The Office of the Comptroller of the Currency (OCC) demanded a $75 million payment from Citibank over “deficiencies in enterprise-wide risk management, compliance risk management, data governance, and internal controls.”
“Citibank must see through its transformation and fully address in a timely manner its longstanding deficiencies,” said Acting Comptroller of the Currency Michael J. Hsu.
“While the bank’s board and management have made meaningful progress overall, including taking necessary steps to simplify the bank, certain persistent weaknesses remain, in particular with regard to data,” Hsu added.
"Today’s amendment requires the bank to refocus its efforts on taking necessary corrective actions and ensuring appropriate resources are allocated for this purpose.”
The Federal Reserve Board took a "separate but related action” against Citigroup, the parent company of Citibank, resulting in a $60.6 million fine.
“Citigroup has made insufficient progress remediating its problems with data quality management and failed to implement compensating controls to manage its ongoing risk,” The Fed wrote.

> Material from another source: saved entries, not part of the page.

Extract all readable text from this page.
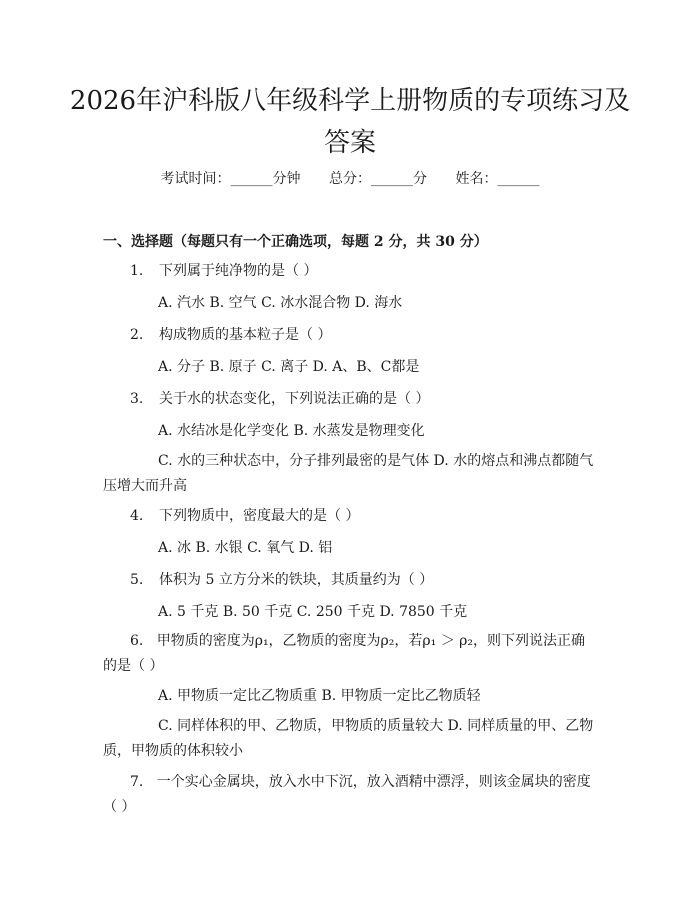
2026年沪科版八年级科学上册物质的专项练习及答案
考试时间：______分钟 总分：______分 姓名：______
一、选择题（每题只有一个正确选项，每题 2 分，共 30 分）
1. 下列属于纯净物的是（ ）
A. 汽水 B. 空气 C. 冰水混合物 D. 海水
2. 构成物质的基本粒子是（ ）
A. 分子 B. 原子 C. 离子 D. A、B、C都是
3. 关于水的状态变化，下列说法正确的是（ ）
A. 水结冰是化学变化 B. 水蒸发是物理变化
C. 水的三种状态中，分子排列最密的是气体 D. 水的熔点和沸点都随气压增大而升高
4. 下列物质中，密度最大的是（ ）
A. 冰 B. 水银 C. 氧气 D. 铝
5. 体积为 5 立方分米的铁块，其质量约为（ ）
A. 5 千克 B. 50 千克 C. 250 千克 D. 7850 千克
6. 甲物质的密度为ρ₁，乙物质的密度为ρ₂，若ρ₁ ＞ ρ₂，则下列说法正确的是（ ）
A. 甲物质一定比乙物质重 B. 甲物质一定比乙物质轻
C. 同样体积的甲、乙物质，甲物质的质量较大 D. 同样质量的甲、乙物质，甲物质的体积较小
7. 一个实心金属块，放入水中下沉，放入酒精中漂浮，则该金属块的密度（ ）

How has Citigroup spent its multi-billion-dollar IT budget?
In an earnings call in April 2024, Jane Fraser, Chief Executive Officer, claimed "transformation is our key priority." She joined Citi in 2021, launching "a multi-year strategy to transform, simplify and modernize the bank for the digital age."

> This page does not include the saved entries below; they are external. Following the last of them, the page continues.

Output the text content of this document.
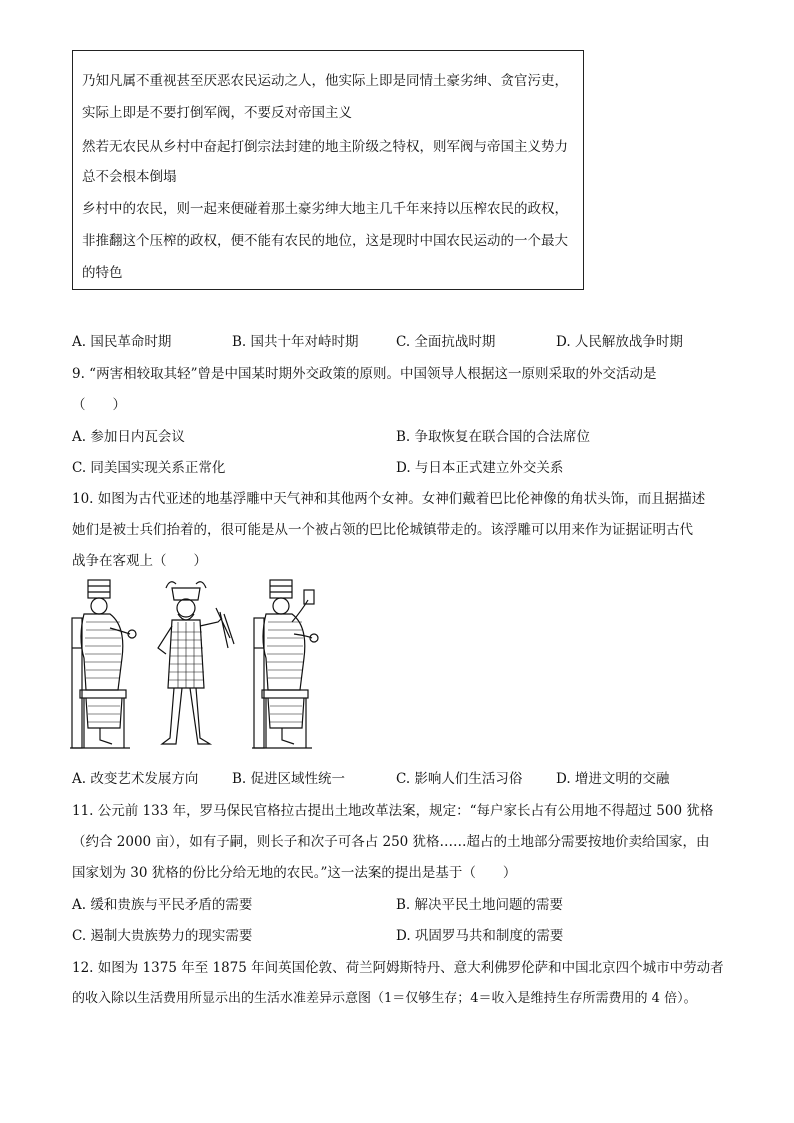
乃知凡属不重视甚至厌恶农民运动之人，他实际上即是同情土豪劣绅、贪官污吏，
实际上即是不要打倒军阀，不要反对帝国主义
然若无农民从乡村中奋起打倒宗法封建的地主阶级之特权，则军阀与帝国主义势力
总不会根本倒塌
乡村中的农民，则一起来便碰着那土豪劣绅大地主几千年来持以压榨农民的政权，
非推翻这个压榨的政权，便不能有农民的地位，这是现时中国农民运动的一个最大
的特色
A. 国民革命时期	B. 国共十年对峙时期	C. 全面抗战时期	D. 人民解放战争时期
9. “两害相较取其轻”曾是中国某时期外交政策的原则。中国领导人根据这一原则采取的外交活动是
（　　）
A. 参加日内瓦会议	B. 争取恢复在联合国的合法席位
C. 同美国实现关系正常化	D. 与日本正式建立外交关系
10. 如图为古代亚述的地基浮雕中天气神和其他两个女神。女神们戴着巴比伦神像的角状头饰，而且据描述
她们是被士兵们抬着的，很可能是从一个被占领的巴比伦城镇带走的。该浮雕可以用来作为证据证明古代
战争在客观上（　　）
A. 改变艺术发展方向 B. 促进区域性统一	C. 影响人们生活习俗 D. 增进文明的交融
11. 公元前 133 年，罗马保民官格拉古提出土地改革法案，规定：“每户家长占有公用地不得超过 500 犹格
（约合 2000 亩），如有子嗣，则长子和次子可各占 250 犹格……超占的土地部分需要按地价卖给国家，由
国家划为 30 犹格的份比分给无地的农民。”这一法案的提出是基于（　　）
A. 缓和贵族与平民矛盾的需要	B. 解决平民土地问题的需要
C. 遏制大贵族势力的现实需要	D. 巩固罗马共和制度的需要
12. 如图为 1375 年至 1875 年间英国伦敦、荷兰阿姆斯特丹、意大利佛罗伦萨和中国北京四个城市中劳动者
的收入除以生活费用所显示出的生活水准差异示意图（1＝仅够生存；4＝收入是维持生存所需费用的 4 倍）。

Last year, Citi revealed $13.6bn IT spending plans, which were part of a $54 billion project to transform data, risk, infrastructure and technology processes.
"We're currently deep into a very large body of work, upgrading our data architecture, automating manual controls and processes, consolidating fragmented tech platforms," Fraser said on the earnings call. "And all of these help enhance our business performance more broadly, not just the risk and control in the medium term. As I've said, though, there are a few areas where we are intensifying our processes and data remediation, particularly related to regulatory reporting.
She revealed that expenses were up 11%, with the rise "largely driven by continued investments in technology and product innovation."
READ MORE: Citi retires 6% of its legacy applications – and 20,000 people
Fraser added: "The transformation is a multiyear effort to address issues that have spanned over two decades. We've made steady progress as we retire multiple legacy platforms, streamline end-to-end processes, and strengthen our risk and control environment, all of which are necessary not only to meet the expectations of our regulators but also to serve our clients more effectively. A transformation of this magnitude, well, it's never linear."
Last year, Citigroup retired 6% of its legacy technology applications. In a letter to shareholders, Fraser said its people are "beginning to feel the benefits of the Transformation as we consolidate fragmented technology platforms, upgrade our data architecture and modernize our operating model for the digital age."
In October 2020, regulators hit Citigroup with multiple consent orders, including a $400 million fine for a “long-standing” issue of inadequate internal controls related to compliance, data, and risk management. It also famously sent $900 million to clients by mistake in August 2020.
Tiago Veiga, CEO at Aurum Solutions, told The Stack: “Fines like this don’t just incur a huge financial cost, they also leave banks with a wounded reputation and potential customer losses. The longer that financial institutions leave manual processes in place for back-office functions and data governance, the more likely we are to see repeat penalties for these types of incidents.
“In an increasingly competitive landscape, banks simply can’t afford to take this risk and should take proactive steps to get their back-office in order. They need to replace current ways of working with automated, technology-driven solutions if they want to keep regulators happy.”